Dari segi etimologi (ilmu asal usul kata), etika berasal dari bahasa Yunani, ethos yang berarti watak kesusilaan atau adat. Dalam kamus umum bahasa Indonesia, etika diartikan ilmu pengetahuan tentang azaz-azaz akhlak (moral). Dari pengertian kebahsaan ini terlihat bahwa etika berhubungan dengan upaya menentukan tingkah laku manusia.

Adapun arti etika dari segi istilah, telah dikemukakan para ahli dengan ungkapan yang berbeda-beda sesuai dengan sudut pandangnya. Menurut ahmad amin mengartikan etika adalah ilmu yang menjelaskan arti baik dan buruk, menerangkan apa yang seharusnya dilakukan oleh manusia, menyatakan tujuan yang harus dituju oleh manusia di dalam perbuatan mereka dan menunjukkan jalan untuk melakukan apa yang seharusnya diperbuat.

Berikutnya, dalam encyclopedia Britanica, etika dinyatakan sebagai filsafat moral, yaitu studi yang sitematik mengenai sifat dasar dari konsep-konsep nilai baik, buruk, harus, benar, salah, dan sebagainya.

Dari definisi etika tersebut diatas, dapat segera diketahui bahwa etika berhubungan dengan empat hal sebagai berikut. Pertama, dilihat dari segi objek pembahasannya, etika berupaya membahas perbuatan yang dilakukan oleh manusia. Kedua dilihat dari segi sumbernya, etika bersumber pada akal pikiran atau filsafat. Sebagai hasil pemikiran, maka etika tidak bersifat mutlak, absolute dan tidak pula universal. Ia terbatas, dapat berubah, memiliki kekurangan, kelebihan dan sebagainya.
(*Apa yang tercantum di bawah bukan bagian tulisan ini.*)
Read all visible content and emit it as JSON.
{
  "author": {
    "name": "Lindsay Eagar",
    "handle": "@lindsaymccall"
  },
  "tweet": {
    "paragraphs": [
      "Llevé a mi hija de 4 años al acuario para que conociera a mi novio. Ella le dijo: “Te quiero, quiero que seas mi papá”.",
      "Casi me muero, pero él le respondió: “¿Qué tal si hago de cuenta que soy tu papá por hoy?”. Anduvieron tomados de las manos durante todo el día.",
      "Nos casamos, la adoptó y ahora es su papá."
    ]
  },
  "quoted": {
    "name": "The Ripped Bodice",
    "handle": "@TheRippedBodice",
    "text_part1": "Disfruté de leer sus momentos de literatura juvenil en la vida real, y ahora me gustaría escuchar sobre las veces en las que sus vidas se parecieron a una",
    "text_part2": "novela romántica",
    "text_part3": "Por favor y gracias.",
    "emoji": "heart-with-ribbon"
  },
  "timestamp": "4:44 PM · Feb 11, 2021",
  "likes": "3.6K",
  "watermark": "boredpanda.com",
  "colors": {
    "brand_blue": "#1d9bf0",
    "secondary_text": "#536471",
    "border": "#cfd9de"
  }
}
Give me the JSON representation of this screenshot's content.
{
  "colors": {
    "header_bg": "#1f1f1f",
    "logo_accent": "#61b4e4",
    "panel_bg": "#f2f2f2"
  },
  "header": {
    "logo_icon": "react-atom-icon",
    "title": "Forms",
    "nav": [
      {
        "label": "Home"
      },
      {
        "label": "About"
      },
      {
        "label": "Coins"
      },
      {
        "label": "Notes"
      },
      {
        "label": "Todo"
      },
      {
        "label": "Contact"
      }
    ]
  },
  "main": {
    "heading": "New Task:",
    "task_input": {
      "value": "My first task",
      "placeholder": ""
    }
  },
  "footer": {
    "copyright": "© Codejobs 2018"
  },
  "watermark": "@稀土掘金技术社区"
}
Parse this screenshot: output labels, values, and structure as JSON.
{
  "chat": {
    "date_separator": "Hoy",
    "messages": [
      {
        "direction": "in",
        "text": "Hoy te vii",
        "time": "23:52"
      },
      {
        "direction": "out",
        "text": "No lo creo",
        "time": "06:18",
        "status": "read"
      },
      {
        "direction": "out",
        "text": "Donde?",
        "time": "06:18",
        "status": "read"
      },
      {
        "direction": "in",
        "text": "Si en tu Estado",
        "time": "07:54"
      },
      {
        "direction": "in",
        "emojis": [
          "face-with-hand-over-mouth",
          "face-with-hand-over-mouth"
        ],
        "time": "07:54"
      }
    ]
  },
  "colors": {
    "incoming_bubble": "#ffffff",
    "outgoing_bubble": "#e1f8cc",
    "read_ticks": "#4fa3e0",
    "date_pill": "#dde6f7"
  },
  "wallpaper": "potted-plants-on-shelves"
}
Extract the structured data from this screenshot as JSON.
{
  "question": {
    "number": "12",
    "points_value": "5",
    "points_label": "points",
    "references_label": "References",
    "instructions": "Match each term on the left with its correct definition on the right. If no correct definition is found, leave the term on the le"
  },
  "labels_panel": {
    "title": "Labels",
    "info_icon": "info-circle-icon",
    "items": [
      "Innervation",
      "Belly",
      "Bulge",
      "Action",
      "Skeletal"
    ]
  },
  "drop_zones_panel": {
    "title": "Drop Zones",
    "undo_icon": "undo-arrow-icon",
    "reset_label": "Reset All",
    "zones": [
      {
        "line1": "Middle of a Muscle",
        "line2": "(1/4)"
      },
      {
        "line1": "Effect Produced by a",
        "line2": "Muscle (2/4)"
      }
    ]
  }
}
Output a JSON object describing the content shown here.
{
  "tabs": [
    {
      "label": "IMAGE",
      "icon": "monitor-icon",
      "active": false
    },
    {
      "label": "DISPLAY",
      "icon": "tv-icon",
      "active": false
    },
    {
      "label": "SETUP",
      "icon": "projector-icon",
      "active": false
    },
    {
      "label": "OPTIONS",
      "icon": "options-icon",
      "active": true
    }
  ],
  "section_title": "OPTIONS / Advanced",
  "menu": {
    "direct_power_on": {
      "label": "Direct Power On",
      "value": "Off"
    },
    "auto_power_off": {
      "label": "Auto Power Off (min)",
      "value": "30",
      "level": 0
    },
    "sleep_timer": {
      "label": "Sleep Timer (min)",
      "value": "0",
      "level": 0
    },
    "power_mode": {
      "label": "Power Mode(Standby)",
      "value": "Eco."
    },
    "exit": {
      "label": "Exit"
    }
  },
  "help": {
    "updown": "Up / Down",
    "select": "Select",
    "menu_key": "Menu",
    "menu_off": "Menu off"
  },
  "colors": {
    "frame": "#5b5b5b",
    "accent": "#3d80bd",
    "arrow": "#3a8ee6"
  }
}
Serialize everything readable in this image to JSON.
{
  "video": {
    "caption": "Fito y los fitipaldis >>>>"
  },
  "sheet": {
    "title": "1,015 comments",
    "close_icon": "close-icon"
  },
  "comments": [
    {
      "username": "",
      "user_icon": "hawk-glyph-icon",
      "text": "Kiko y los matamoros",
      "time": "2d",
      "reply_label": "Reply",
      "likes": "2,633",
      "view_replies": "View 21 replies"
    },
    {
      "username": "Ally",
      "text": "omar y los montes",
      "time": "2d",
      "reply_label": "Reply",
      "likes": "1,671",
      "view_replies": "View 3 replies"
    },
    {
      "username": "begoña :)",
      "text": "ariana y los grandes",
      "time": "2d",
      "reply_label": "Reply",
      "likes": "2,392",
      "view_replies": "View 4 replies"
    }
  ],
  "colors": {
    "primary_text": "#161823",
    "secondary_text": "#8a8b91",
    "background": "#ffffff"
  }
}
Selain itu, etika juga memanfaatkan berbagai ilmu yang memebahas perilaku manusia seperti ilmu antropologi, psikologi, sosiologi, ilmu politik, ilmu ekonomi dan sebagainya. Ketiga, dilihat dari segi fungsinya, etika berfungsi sebagai penilai, penentu dan penetap terhadap sesuatu perbuatan yang dilakukan oleh manusia, yaitu apakah perbuatan tersebut akan dinilai baik, buruk, mulia, terhormat, hina dan sebagainya. Dengan demikian etika lebih berperan sebagai konseptor terhadap sejumlah perilaku yang dilaksanakan oleh manusia. Etika lebih mengacu kepada pengkajian sistem nilai-nilai yang ada. Keempat, dilihat dari segi sifatnya, etika bersifat relative yakni dapat berubah-ubah sesuai dengan tuntutan zaman.

Dengan cirri-cirinya yang demikian itu, maka etika lebih merupakan ilmu pengetahuan yang berhubungan dengan upaya menentukan perbuatan yang dilakukan manusia untuk dikatan baik atau buruk. Berbagai pemikiran yang dikemukakan para filosof barat mengenai perbuatan baik atau buruk dapat dikelompokkan kepada pemikiran etika, karena berasal dari hasil berfikir. Dengan demikian etika sifatnya humanistis dan antroposentris yakni bersifat pada pemikiran manusia dan diarahkan pada manusia. Dengan kata lain etika adalah aturan atau pola tingkah laku yang dihasulkan oleh akal manusia.

c. Moral

Adapun arti moral dari segi bahasa berasal dari bahasa latin, mores yaitu jamak dari kata mos yang berarti adapt kebiasaan. Di dalam kamus umum bahasa Indonesia dikatan bahwa moral adalah pennetuan baik buruk terhadap perbuatan dan kelakuan.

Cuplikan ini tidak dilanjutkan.